The company has said it plans to open 975 stores this year and remodel or relocate 1,100 stores.

“Amidst a sea of uncertainty across retail, particularly in both apparel and at the high end, we prefer the low end today,” Gordon Haskett analyst Chuck Grom said in a report. 

Part of dollar stores’ growing appeal is their doubling down on convenience-store-type offerings. Both retailers have added more coolers and freezers to stock perishable and other refrigerated items to attract customers. Dollar General in March also rolled out DG Fresh to take distribution of perishable items in-house to help cut product costs and better keep them in stock. 

“Our cooler program continues to be one of the key drivers in our success so far in 2019 and what we’ve seen in the past,” Vasos said. 

Both retailers also are expanding in non-consumable items like party merchandise that are more profitable than the traffic-driving daily essential goods. Dollar General, for instance, unveiled a Believe Beauty private-label cosmetics line and said it’s adding more home and seasonal merchandise, which Vasos said has had a positive “halo effect” in helping increase consumables sales. 

In April, the company announced a partnership with Western Union to allow customers to transfer money at most of its stores, in another traffic-driving move. 

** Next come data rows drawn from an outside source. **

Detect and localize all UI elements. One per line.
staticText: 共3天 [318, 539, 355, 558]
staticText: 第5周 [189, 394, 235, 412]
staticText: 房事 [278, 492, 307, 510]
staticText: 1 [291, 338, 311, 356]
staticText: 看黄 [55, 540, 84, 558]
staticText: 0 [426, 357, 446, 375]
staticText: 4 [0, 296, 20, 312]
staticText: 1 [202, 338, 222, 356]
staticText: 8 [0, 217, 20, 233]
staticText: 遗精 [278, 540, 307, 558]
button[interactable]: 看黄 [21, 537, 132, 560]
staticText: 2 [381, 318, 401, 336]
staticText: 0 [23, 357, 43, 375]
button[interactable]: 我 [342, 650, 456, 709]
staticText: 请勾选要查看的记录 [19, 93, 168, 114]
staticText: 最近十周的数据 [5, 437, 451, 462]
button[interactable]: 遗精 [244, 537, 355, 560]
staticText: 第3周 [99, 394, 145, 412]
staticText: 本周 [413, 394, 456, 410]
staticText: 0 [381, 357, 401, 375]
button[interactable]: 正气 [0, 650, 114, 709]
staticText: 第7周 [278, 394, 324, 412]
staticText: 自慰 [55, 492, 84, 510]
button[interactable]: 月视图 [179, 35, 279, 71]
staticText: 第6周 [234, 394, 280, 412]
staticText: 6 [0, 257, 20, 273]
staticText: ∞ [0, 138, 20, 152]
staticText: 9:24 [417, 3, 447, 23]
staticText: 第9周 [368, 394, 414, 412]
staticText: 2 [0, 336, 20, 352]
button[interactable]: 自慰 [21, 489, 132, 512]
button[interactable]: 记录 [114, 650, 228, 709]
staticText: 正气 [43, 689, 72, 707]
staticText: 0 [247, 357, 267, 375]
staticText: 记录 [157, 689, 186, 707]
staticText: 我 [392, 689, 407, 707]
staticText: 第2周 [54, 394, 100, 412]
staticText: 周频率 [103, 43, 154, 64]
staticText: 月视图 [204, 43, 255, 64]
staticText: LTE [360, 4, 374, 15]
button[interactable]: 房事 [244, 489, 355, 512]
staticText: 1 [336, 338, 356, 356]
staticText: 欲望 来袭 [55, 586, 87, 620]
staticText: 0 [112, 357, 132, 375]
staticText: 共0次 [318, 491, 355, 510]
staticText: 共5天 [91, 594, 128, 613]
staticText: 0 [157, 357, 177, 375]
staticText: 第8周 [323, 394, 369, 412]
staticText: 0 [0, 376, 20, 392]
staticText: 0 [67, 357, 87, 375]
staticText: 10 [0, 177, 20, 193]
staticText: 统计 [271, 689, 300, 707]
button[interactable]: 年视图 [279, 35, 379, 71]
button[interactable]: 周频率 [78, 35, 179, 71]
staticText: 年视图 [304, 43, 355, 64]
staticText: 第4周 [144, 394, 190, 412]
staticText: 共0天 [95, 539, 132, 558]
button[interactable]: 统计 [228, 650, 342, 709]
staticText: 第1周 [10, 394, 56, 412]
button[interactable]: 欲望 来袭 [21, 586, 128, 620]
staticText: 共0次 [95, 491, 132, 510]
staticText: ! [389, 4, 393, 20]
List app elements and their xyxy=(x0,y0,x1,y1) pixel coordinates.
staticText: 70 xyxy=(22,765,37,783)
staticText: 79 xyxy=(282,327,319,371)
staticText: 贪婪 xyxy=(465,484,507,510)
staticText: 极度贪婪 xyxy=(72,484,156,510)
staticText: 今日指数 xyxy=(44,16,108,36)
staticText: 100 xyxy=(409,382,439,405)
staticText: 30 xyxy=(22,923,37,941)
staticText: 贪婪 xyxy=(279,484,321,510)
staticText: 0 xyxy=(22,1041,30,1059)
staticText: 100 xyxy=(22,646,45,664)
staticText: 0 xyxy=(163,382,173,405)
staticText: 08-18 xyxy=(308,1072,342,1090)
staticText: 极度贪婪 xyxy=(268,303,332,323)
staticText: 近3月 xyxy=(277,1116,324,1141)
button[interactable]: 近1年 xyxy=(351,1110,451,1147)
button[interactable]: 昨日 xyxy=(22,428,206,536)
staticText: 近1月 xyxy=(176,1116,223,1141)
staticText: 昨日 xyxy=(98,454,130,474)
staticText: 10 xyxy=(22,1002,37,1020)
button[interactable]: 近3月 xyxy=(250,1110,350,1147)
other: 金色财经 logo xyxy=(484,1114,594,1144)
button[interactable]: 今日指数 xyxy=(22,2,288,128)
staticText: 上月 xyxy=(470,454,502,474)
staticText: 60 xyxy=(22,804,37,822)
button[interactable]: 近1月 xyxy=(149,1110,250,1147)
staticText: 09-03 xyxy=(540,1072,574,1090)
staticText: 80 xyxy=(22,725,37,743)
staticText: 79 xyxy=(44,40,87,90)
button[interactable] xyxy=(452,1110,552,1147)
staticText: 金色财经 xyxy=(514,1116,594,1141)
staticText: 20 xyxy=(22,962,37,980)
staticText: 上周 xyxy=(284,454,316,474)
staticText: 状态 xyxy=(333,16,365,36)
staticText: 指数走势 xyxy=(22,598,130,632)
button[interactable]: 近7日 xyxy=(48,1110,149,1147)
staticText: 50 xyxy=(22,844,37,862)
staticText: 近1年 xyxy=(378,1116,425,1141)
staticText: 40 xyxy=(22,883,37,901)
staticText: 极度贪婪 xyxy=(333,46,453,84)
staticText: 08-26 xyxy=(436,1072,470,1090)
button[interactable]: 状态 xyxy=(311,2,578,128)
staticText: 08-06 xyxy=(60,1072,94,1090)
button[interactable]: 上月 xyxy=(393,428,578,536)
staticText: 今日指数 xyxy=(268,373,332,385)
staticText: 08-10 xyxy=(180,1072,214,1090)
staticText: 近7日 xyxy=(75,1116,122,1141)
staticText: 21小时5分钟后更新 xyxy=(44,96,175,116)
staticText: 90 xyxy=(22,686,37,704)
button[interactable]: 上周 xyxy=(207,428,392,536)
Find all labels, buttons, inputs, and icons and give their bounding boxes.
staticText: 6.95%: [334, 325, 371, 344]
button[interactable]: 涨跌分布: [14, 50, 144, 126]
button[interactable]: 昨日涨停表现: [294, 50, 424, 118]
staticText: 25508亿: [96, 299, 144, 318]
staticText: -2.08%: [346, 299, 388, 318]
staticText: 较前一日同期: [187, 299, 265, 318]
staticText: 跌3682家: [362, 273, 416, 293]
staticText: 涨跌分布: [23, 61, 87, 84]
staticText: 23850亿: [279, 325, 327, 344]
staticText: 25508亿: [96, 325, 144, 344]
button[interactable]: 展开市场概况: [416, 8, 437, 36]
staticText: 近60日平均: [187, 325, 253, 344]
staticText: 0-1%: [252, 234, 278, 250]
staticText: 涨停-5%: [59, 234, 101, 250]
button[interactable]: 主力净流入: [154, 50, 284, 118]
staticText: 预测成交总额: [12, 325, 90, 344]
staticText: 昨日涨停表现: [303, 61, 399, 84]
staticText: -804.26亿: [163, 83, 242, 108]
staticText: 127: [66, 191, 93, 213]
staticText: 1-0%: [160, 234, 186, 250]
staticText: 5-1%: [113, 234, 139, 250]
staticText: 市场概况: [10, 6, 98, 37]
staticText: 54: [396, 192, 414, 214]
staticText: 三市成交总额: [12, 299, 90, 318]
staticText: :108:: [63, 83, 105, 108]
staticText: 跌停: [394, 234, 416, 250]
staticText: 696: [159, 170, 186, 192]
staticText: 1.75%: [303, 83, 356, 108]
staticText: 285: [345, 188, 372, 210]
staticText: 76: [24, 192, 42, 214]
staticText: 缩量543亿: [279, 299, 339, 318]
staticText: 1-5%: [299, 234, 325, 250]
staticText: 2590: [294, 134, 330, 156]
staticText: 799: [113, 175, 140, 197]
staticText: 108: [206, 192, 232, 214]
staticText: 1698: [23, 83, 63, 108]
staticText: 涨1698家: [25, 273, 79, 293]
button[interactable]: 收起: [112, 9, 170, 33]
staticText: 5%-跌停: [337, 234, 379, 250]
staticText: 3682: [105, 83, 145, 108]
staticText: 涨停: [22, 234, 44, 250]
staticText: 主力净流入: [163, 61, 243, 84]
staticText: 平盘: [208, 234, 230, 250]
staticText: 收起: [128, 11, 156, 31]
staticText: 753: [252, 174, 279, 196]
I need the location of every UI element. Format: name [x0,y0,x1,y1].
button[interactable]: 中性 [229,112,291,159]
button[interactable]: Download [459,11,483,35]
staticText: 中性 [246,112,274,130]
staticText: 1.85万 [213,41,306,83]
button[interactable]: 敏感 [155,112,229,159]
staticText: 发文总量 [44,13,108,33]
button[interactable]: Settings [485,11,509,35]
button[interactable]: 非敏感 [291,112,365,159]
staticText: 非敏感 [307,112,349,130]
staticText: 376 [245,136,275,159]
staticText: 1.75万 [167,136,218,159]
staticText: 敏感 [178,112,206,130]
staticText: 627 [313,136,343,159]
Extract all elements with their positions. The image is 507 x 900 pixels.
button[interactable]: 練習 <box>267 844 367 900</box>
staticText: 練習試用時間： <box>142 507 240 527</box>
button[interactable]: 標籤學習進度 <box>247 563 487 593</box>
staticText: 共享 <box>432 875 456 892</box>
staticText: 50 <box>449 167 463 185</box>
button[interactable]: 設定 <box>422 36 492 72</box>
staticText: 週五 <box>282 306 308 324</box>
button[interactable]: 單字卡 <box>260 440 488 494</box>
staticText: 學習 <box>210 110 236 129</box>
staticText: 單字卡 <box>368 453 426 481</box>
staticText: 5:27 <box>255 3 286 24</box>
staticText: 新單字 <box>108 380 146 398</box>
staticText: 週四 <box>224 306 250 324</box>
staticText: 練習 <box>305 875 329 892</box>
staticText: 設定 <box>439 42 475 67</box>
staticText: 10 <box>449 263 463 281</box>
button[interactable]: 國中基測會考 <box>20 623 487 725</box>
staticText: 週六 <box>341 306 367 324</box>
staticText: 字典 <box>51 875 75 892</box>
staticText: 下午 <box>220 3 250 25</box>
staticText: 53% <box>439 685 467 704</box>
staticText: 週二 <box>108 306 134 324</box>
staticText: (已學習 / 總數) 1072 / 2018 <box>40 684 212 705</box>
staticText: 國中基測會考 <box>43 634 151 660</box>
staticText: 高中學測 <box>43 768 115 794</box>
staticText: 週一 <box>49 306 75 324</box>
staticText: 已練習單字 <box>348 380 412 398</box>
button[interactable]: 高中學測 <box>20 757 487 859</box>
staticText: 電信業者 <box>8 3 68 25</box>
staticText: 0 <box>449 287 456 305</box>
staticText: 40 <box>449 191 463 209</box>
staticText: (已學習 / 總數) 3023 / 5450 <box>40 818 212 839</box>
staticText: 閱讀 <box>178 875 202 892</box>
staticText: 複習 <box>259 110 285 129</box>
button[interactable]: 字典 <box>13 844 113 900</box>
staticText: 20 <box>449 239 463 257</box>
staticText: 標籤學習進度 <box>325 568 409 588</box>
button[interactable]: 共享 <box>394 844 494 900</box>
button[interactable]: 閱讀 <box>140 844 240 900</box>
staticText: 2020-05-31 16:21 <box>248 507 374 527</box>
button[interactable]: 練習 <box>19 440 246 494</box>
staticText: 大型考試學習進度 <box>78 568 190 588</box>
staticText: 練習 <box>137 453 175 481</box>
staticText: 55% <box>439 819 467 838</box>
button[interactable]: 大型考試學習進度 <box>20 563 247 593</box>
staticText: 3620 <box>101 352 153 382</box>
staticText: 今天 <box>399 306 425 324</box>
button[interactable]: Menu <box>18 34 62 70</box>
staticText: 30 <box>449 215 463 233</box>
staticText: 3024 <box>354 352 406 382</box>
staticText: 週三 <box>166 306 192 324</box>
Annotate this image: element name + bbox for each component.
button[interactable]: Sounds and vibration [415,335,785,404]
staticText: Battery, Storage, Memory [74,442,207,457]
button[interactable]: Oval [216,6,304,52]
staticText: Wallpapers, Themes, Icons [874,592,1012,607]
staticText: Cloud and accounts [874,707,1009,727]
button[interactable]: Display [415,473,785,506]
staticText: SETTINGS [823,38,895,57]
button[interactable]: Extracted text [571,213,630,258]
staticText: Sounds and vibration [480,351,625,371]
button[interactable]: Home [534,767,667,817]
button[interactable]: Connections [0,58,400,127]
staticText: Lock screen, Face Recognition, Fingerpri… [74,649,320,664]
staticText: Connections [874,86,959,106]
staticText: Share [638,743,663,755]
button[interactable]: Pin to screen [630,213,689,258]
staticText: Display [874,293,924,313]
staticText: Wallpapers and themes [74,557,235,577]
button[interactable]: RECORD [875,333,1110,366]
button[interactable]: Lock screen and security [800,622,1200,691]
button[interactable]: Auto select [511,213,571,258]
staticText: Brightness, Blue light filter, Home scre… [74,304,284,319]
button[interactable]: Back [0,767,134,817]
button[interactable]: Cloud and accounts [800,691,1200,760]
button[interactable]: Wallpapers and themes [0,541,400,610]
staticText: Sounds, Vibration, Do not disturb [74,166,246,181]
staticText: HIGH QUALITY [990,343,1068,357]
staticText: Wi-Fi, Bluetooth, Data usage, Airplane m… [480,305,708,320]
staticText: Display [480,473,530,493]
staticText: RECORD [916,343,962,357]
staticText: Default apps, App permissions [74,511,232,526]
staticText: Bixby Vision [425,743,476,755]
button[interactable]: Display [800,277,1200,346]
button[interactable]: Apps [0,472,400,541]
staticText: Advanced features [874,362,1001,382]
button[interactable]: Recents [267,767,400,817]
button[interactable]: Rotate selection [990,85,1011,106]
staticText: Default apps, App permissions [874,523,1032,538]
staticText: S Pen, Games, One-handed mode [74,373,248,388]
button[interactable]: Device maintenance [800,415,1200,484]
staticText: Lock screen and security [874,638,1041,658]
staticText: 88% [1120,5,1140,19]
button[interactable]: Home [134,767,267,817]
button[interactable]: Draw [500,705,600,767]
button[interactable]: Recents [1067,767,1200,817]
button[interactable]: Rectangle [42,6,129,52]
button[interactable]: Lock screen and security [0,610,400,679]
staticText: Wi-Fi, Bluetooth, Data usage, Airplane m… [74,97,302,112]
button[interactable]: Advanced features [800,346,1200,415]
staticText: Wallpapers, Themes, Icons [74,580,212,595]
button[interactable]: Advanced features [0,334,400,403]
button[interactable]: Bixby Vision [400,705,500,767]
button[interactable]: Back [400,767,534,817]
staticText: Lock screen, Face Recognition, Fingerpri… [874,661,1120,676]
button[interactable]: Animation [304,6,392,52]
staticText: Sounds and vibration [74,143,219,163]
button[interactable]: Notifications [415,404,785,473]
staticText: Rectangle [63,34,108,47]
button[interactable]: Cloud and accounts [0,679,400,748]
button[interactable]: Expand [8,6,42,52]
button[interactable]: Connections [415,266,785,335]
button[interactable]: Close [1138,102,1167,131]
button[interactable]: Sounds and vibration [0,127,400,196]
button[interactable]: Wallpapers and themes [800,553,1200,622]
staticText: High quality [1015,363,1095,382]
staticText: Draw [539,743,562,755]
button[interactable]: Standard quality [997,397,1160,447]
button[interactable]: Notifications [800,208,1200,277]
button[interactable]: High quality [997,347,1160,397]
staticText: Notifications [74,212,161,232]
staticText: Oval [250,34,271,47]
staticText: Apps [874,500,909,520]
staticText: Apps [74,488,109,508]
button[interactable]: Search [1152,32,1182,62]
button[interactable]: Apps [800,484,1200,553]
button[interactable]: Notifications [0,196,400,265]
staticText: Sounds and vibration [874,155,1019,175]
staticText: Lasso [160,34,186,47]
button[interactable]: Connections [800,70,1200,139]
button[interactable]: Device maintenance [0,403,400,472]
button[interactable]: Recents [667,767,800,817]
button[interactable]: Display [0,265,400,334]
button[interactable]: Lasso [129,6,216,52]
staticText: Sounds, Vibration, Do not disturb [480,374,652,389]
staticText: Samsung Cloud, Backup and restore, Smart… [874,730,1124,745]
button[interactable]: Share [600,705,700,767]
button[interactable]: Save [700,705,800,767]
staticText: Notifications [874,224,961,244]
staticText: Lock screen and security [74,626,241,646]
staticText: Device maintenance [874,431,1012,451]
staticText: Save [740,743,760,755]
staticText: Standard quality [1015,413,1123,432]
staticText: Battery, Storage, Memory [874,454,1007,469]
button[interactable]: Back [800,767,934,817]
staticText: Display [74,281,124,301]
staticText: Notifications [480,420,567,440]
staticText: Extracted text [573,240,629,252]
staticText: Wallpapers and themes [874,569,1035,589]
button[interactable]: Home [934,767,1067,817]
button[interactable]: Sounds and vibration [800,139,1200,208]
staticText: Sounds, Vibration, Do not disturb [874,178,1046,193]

Dollar Tree, for its part, has said it’ll add alcohol to 1,000 Family Dollar stores. At its eponymous 7,100-store chain, long known for selling everything for $1, it’s begun testing selling products at more than $1 at some stores. 

That move, which risks alienating some shoppers, could be necessary, especially as dollar store chains brace for different cost pressures. Both companies, for instance, said higher fuel prices had increased transportation costs. 

Meanwhile, should the U.S.-China trade war escalate—the latest threat from the U.S. is tariffs on another $300 billion worth of Chinese imports—that would result in higher prices for customers, both companies said. Like other retailers, the companies said they are trying to mitigate the impact, including diversifying sourcing to other countries and redesigning merchandise.

“We watch price very closely,” Vasos said. “We are doing everything to soften the blow.” 

In their most recent annual reports, both companies cited the tariff war as a risk factor. China represents a “substantial” amount of imported merchandise, both said in the filings. 

If additional tariffs are implemented, “we expect that it will be impactful to both our business and especially to consumers in general,” Dollar Tree president and CEO Gary Philbin said in a statement.